As soon as the nurse brought Harsh wrapped in a clean, white cloth, I asked Chachu “I didn’t see any stork coming…how did the baby come?” What followed after that was another male-bee-meets-female bee story.

I being a hardcore Calvin n Hobbes fan, suffer from a high dosage of super heroes. However I still believe that my cousin is a super hero.

My suspicion was triggered when I realized that he enjoyed spending time in the balcony – isn’t that the favourite spot of all our super heroes? Have you ever seen a super hero use the door to leave or enter the house? They always use the balcony!

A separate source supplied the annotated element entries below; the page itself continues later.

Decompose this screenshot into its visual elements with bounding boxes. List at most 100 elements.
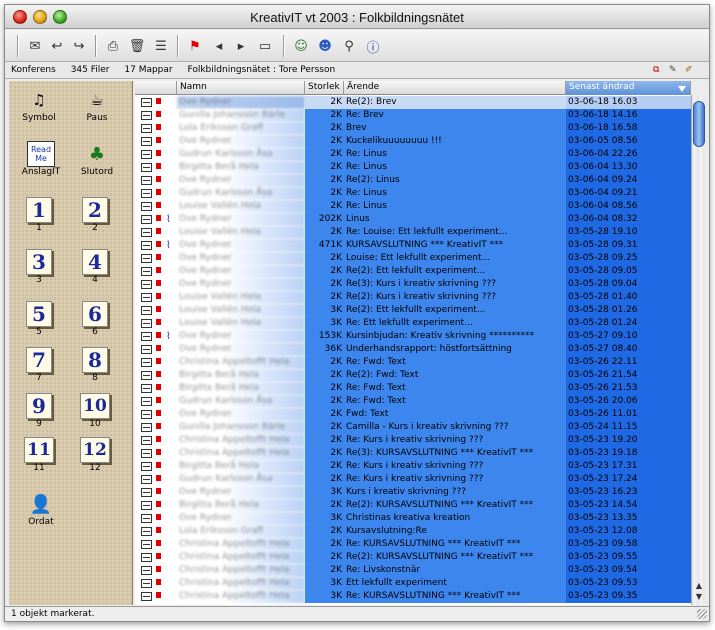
flag-icon[interactable]: ⚑	[185, 36, 205, 56]
table-row[interactable]: Birgitta Berå Hela 2K Re: Linus 03-06-04 13…	[135, 161, 691, 174]
table-row[interactable]: Ove Rydner 2K Fwd: Text 03-05-26 11.01	[135, 408, 691, 421]
table-row[interactable]: Louise Vallén Hela 2K Re(2): Kurs i kreati…	[135, 291, 691, 304]
table-row[interactable]: Gudrun Karlsson Åsa 2K Re: Fwd: Text 03-05-…	[135, 395, 691, 408]
table-row[interactable]: ⌇ Ove Rydner 202K Linus 03-06-04 08.32	[135, 213, 691, 226]
table-row[interactable]: Ove Rydner 3K Christinas kreativa kreation…	[135, 512, 691, 525]
people-icon[interactable]: ☺	[291, 36, 311, 56]
sender-name: Birgitta Berå Hela	[177, 460, 305, 473]
table-row[interactable]: ⌇ Ove Rydner 471K KURSAVSLUTNING *** Kreati…	[135, 239, 691, 252]
table-row[interactable]: Christina Appeltofft Hela 2K Re: KURSAVSLU…	[135, 538, 691, 551]
table-row[interactable]: Lola Eriksson Graff 2K Brev 03-06-18 16.58	[135, 122, 691, 135]
table-row[interactable]: Louise Vallén Hela 2K Re: Linus 03-06-04 08…	[135, 200, 691, 213]
sidebar-number-2[interactable]: 22	[81, 197, 109, 233]
pencil-icon[interactable]: ✎	[669, 63, 677, 78]
reply-icon[interactable]: ↩	[47, 36, 67, 56]
table-row[interactable]: Christina Appeltofft Hela 2K Re(3): KURSAV…	[135, 447, 691, 460]
table-row[interactable]: Ove Rydner 2K Re(2): Brev 03-06-18 16.03	[135, 96, 691, 109]
flag-icon[interactable]: ⧉	[653, 63, 659, 78]
sidebar-number-11[interactable]: 11 11	[23, 437, 55, 473]
table-row[interactable]: Louise Vallén Hela 3K Re: Ett lekfullt exp…	[135, 317, 691, 330]
number-6-icon: 6	[82, 301, 108, 327]
status-text: 1 objekt markerat.	[11, 609, 95, 619]
table-row[interactable]: Gunilla Johansson Bärle 2K Camilla - Kurs …	[135, 421, 691, 434]
table-row[interactable]: Louise Vallén Hela 3K Re(2): Ett lekfullt …	[135, 304, 691, 317]
sidebar-item-slutord[interactable]: ♣ Slutord	[79, 141, 115, 178]
sidebar-item-ordat[interactable]: 👤 Ordat	[23, 491, 59, 528]
table-row[interactable]: Christina Appeltofft Hela 2K Re(2): KURSAV…	[135, 551, 691, 564]
envelope-icon	[141, 436, 152, 445]
message-size: 202K	[305, 213, 344, 226]
sidebar-number-10[interactable]: 10 10	[79, 393, 111, 429]
table-row[interactable]: Gudrun Karlsson Åsa 2K Re: Linus 03-06-04 0…	[135, 187, 691, 200]
table-row[interactable]: ⌇ Ove Rydner 153K Kursinbjudan: Kreativ skr…	[135, 330, 691, 343]
person-icon: 👤	[29, 493, 53, 515]
coffee-cup-icon: ☕	[90, 91, 104, 109]
new-message-icon[interactable]: ✉	[25, 36, 45, 56]
sidebar-item-symbol[interactable]: ♫ Symbol	[21, 87, 57, 123]
users-icon[interactable]: ☻	[315, 36, 335, 56]
column-name[interactable]: Namn	[177, 81, 305, 95]
message-list: Namn Storlek Ärende Senast ändrad Ove Ry…	[135, 81, 691, 605]
list-icon[interactable]: ☰	[151, 36, 171, 56]
sidebar-number-4[interactable]: 44	[81, 249, 109, 285]
resize-grip[interactable]	[697, 609, 707, 619]
table-row[interactable]: Ove Rydner 2K Re(2): Linus 03-06-04 09.24	[135, 174, 691, 187]
message-subject: Re(2): KURSAVSLUTNING *** KreativIT ***	[344, 499, 566, 512]
table-row[interactable]: Christina Appeltofft Hela 3K Re: KURSAVSLU…	[135, 590, 691, 603]
forward-icon[interactable]: ↪	[69, 36, 89, 56]
table-row[interactable]: Christina Appeltofft Hela 2K Re: Livskonst…	[135, 564, 691, 577]
column-modified[interactable]: Senast ändrad	[566, 81, 691, 95]
table-row[interactable]: Lola Eriksson Graff 2K Kursavslutning:Re 03…	[135, 525, 691, 538]
sidebar-item-paus[interactable]: ☕ Paus	[79, 87, 115, 123]
table-row[interactable]: Ove Rydner 2K Re(3): Kurs i kreativ skrivn…	[135, 278, 691, 291]
scroll-up-arrow[interactable]: ▲	[693, 581, 705, 591]
message-date: 03-06-04 09.21	[566, 187, 691, 200]
sidebar-number-1[interactable]: 11	[25, 197, 53, 233]
trash-icon[interactable]: 🗑	[127, 36, 147, 56]
table-row[interactable]: Ove Rydner 2K Kuckelikuuuuuuuu !!! 03-06-05…	[135, 135, 691, 148]
column-icons[interactable]	[135, 81, 177, 95]
table-row[interactable]: Ove Rydner 2K Re(2): Ett lekfullt experime…	[135, 265, 691, 278]
column-size[interactable]: Storlek	[305, 81, 344, 95]
table-row[interactable]: Birgitta Berå Hela 2K Re(2): KURSAVSLUTNIN…	[135, 499, 691, 512]
vertical-scrollbar[interactable]: ▲ ▼	[691, 95, 706, 605]
table-row[interactable]: Louise Vallén Hela 2K Re: Louise: Ett lekf…	[135, 226, 691, 239]
sidebar-number-6[interactable]: 66	[81, 301, 109, 337]
paperclip-icon: ⌇	[166, 331, 171, 342]
folder-icon[interactable]: ▭	[255, 36, 275, 56]
sidebar-item-anslagit[interactable]: Read Me AnslagIT	[21, 141, 61, 177]
scroll-thumb[interactable]	[693, 101, 705, 147]
table-row[interactable]: Birgitta Berå Hela 2K Re(2): Fwd: Text 03-0…	[135, 369, 691, 382]
table-row[interactable]: Gunilla Johansson Bärle 2K Re: Brev 03-06-1…	[135, 109, 691, 122]
table-row[interactable]: Ove Rydner 3K Kurs i kreativ skrivning ???…	[135, 486, 691, 499]
sender-name: Gudrun Karlsson Åsa	[177, 395, 305, 408]
title-bar[interactable]: KreativIT vt 2003 : Folkbildningsnätet	[5, 5, 709, 29]
prev-icon[interactable]: ◂	[209, 36, 229, 56]
table-row[interactable]: Christina Appeltofft Hela 3K Ett lekfullt …	[135, 577, 691, 590]
scroll-down-arrow[interactable]: ▼	[693, 592, 705, 602]
table-row[interactable]: Gudrun Karlsson Åsa 2K Re: Linus 03-06-04 2…	[135, 148, 691, 161]
info-icon[interactable]: ⓘ	[363, 36, 383, 56]
sidebar-number-8[interactable]: 88	[81, 347, 109, 383]
table-row[interactable]: Christina Appeltofft Hela 2K Re: Kurs i kr…	[135, 434, 691, 447]
brush-icon[interactable]: ✐	[685, 63, 693, 78]
table-row[interactable]: Birgitta Berå Hela 2K Re: Fwd: Text 03-05-2…	[135, 382, 691, 395]
sidebar-number-3[interactable]: 33	[25, 249, 53, 285]
search-icon[interactable]: ⚲	[339, 36, 359, 56]
next-icon[interactable]: ▸	[231, 36, 251, 56]
sidebar-number-9[interactable]: 99	[25, 393, 53, 429]
table-row[interactable]: Christina Appeltofft Hela 2K Re: Fwd: Text…	[135, 356, 691, 369]
table-row[interactable]: Birgitta Berå Hela 2K Re: Kurs i kreativ s…	[135, 460, 691, 473]
sidebar-number-5[interactable]: 55	[25, 301, 53, 337]
flag-icon	[156, 488, 161, 494]
sidebar-number-12[interactable]: 12 12	[79, 437, 111, 473]
tree-icon: ♣	[88, 143, 106, 165]
table-row[interactable]: Ove Rydner 36K Underhandsrapport: höstfort…	[135, 343, 691, 356]
table-row[interactable]: Gudrun Karlsson Åsa 2K Re: Kurs i kreativ …	[135, 473, 691, 486]
sidebar-number-7[interactable]: 77	[25, 347, 53, 383]
column-subject[interactable]: Ärende	[344, 81, 566, 95]
sender-name: Gudrun Karlsson Åsa	[177, 148, 305, 161]
print-icon[interactable]: ⎙	[103, 36, 123, 56]
sender-name: Gunilla Johansson Bärle	[177, 421, 305, 434]
table-row[interactable]: Ove Rydner 2K Louise: Ett lekfullt experim…	[135, 252, 691, 265]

As if that wasn’t enough, he has got amazing eyesight. Capable of spotting even the smallest of dirt – something that average people like you and me wouldn’t even spot on the floor. I have a feeling, he is honing his skill.. Everyday we were forced to remove at least 5-6 small items that he put in his mouth. He could gnaw the smallest element of plastic in the plastic ball. Put a titanium pen to shame by biting the head of it. (I wonder if i can get him to open my beer bottles)

Harsh could also crawl into any space – even the six inch space between our treadmill and the wall – and come out unscathed. When I tried to do the same, I got stuck and we had to call the fire fighters.

Now that he has learnt to stand by himself, he spends a lot of time standing against walls…trying to feel the surface. He probably wants to scale them….and is feeling the texture of the wall. He is also seen licking the surface…guess that’s how the superheroes decide on which trick to use to scale a wall.

When I tried to play with him, he kept on waving his hands up and down…and then looks at his palm…as if something that was to come out of his palms…wasn’t coming. A web, perhaps. When he isn’t looking at his palms, he enjoys making strands of her saliva and playing with them.

After seeing all these activities, we have confirmed that he is indeed a superhero in the making….and now are debating which superhero he would grow up to be. We couldn’t arrive at a decision till late last night (Saturday) when Chachu spotted a spider biting his on her exposed thighs. Or was it the cockroach... It should be the roach.

Another C-Man in the making. Good! I have company now !

When he started going to his prep-school he used to hate I-Cards. All Superheroes want to be anonymous. He would rip the i-card apart with the shirt pocket. Because i was doing my MBA-Chachi asked me a managerial question. 'How can i stop him from doing this?' Like all MBA students I did not have an answer but confused the hell of her :D (When u cant explain-confuse. When u cant confuse-Run). I thought hard. I had a solution finally after rattling with my bean-sized brain.

He now goes to school, with his i-card still on. But at his back. The only student with his i-card on his back.
Awesome. (That was for me) That's called out-of the-box thinking.

PS: Chachu+Chachi how about giving me the treasure box you promised when I would write about Harsh.